For those that are wondering why my father would do such a terrible thing, the reason is simple. He was trying to save the lives of his crew. He knew what they were proposing to do was stupid and could be dangerous. And dad always did have a low tolerance for utter stupidity. He also had a low tolerance of young college educated company men that treated him like an old fool. Yet when he died some of those same young men cried because, as they told me, though Sid might dangle you over a brine pit till you saw reason, he always bought you a drink after. And he told you things while enjoying that drink that no college could teach you. Things that could save time, and often lives.
I have seen men and women, make more money in a week, than some make in a month. But they earned every penny of it. They worked long hard hours in dangerous conditions for years to get where they could make that kind of money. They didn't work their way up some office hierarchy. They worked their way up from rig floor hands. Like all who are new to the oil field they started off as worms. Worms are what people who have no experience are called. They disregarded advice and pleas from their loved ones and kept working the beast.
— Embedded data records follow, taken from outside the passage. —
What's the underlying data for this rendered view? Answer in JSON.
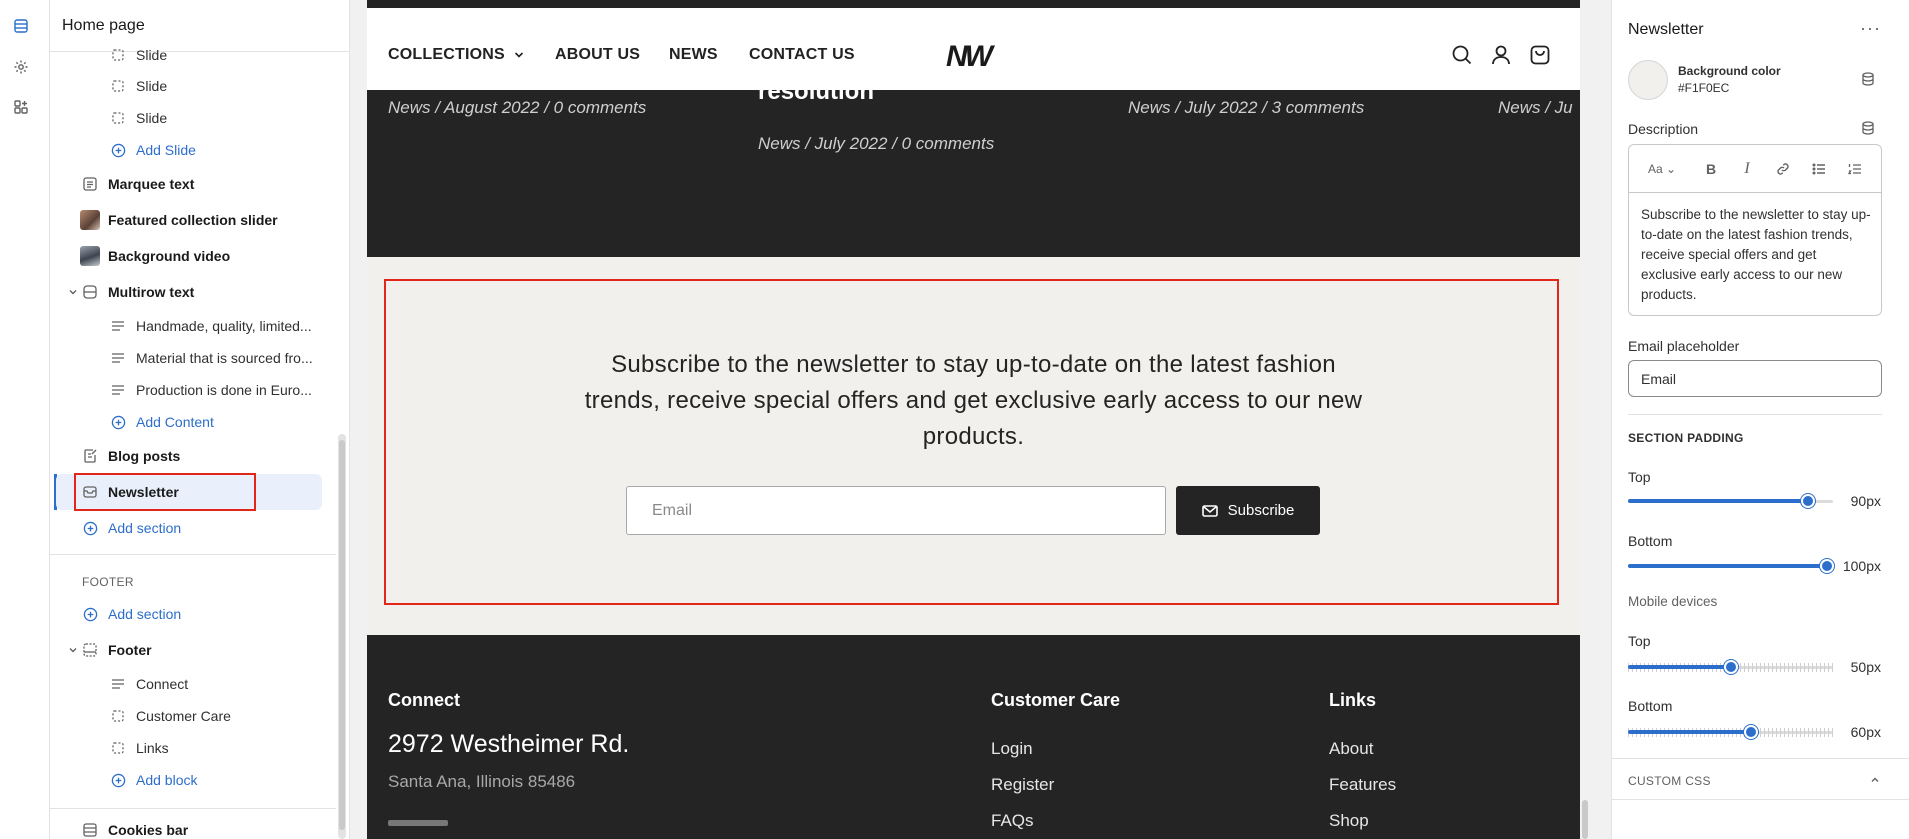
{
  "sidebar": {
    "title": "Home page",
    "items": {
      "slide1": "Slide",
      "slide2": "Slide",
      "slide3": "Slide",
      "add_slide": "Add Slide",
      "marquee": "Marquee text",
      "featured": "Featured collection slider",
      "bgvideo": "Background video",
      "multirow": "Multirow text",
      "row1": "Handmade, quality, limited...",
      "row2": "Material that is sourced fro...",
      "row3": "Production is done in Euro...",
      "add_content": "Add Content",
      "blog": "Blog posts",
      "newsletter": "Newsletter",
      "add_section": "Add section"
    },
    "footer": {
      "label": "FOOTER",
      "add_section": "Add section",
      "footer": "Footer",
      "connect": "Connect",
      "customer_care": "Customer Care",
      "links": "Links",
      "add_block": "Add block",
      "cookies": "Cookies bar"
    }
  },
  "preview": {
    "nav": {
      "collections": "COLLECTIONS",
      "about": "ABOUT US",
      "news": "NEWS",
      "contact": "CONTACT US",
      "logo": "NW"
    },
    "blog": {
      "meta1": "News   /   August 2022   /   0 comments",
      "title2": "resolution",
      "meta2": "News   /   July 2022   /   0 comments",
      "meta3": "News   /   July 2022   /   3 comments",
      "meta4": "News   /   Ju"
    },
    "newsletter": {
      "description": "Subscribe to the newsletter to stay up-to-date on the latest fashion trends, receive special offers and get exclusive early access to our new products.",
      "placeholder": "Email",
      "button": "Subscribe"
    },
    "footer": {
      "connect": "Connect",
      "address": "2972 Westheimer Rd.",
      "city": "Santa Ana, Illinois 85486",
      "customer_care": "Customer Care",
      "cc_links": [
        "Login",
        "Register",
        "FAQs"
      ],
      "links": "Links",
      "links_items": [
        "About",
        "Features",
        "Shop"
      ]
    }
  },
  "panel": {
    "title": "Newsletter",
    "bg_color_label": "Background color",
    "bg_color_value": "#F1F0EC",
    "description_label": "Description",
    "description_text": "Subscribe to the newsletter to stay up-to-date on the latest fashion trends, receive special offers and get exclusive early access to our new products.",
    "email_label": "Email placeholder",
    "email_value": "Email",
    "section_padding": "SECTION PADDING",
    "top_label": "Top",
    "top_value": "90px",
    "top_fraction": 0.9,
    "bottom_label": "Bottom",
    "bottom_value": "100px",
    "bottom_fraction": 1.0,
    "mobile_label": "Mobile devices",
    "m_top_label": "Top",
    "m_top_value": "50px",
    "m_top_fraction": 0.5,
    "m_bottom_label": "Bottom",
    "m_bottom_value": "60px",
    "m_bottom_fraction": 0.6,
    "custom_css": "CUSTOM CSS"
  },
  "colors": {
    "accent": "#2c6ecb",
    "highlight": "#e3261a",
    "newsletter_bg": "#F1F0EC",
    "dark": "#242424"
  }
}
And at times they made, or make, damn good money at it. Many lost fingers, and were hurt in other ways, but they rode the beast anyway. Whipped him and came back for more. Some didn't make it. Those are the ones that lay buried. Sacrifices to the beast.
We also ride and work the beast because it is in our blood. You could offer these men a cushy office job with great pay, and I would bet money most of those whose blood is now part crude, would leave that job within six months. The fact is, we love the patch. It is a law unto itself.
Hell, it is a world unto itself. Most folks who are not of the patch can't even understand our language. Tell a friend who isn't in the patch your husband is a pusher and they think he is dealing drugs. He isn't though. He is a salesman. But they are called pushers out here because what they usually sell is oil field tools. Thus they are tool pushers. Or pushers for short. And some of these pushers make just as much money as the other kind. They just don't get arrested for it.
I think those of us in the patch are perhaps the last of a dying breed. Men and women who are willing to the ride the beast on its terms are getting harder to find. Now people want safe jobs, secure futures, and good working conditions. The beast offers none of this. I wonder what will happen if we die out completely and no one comes along to take our place. Who will work the beast then?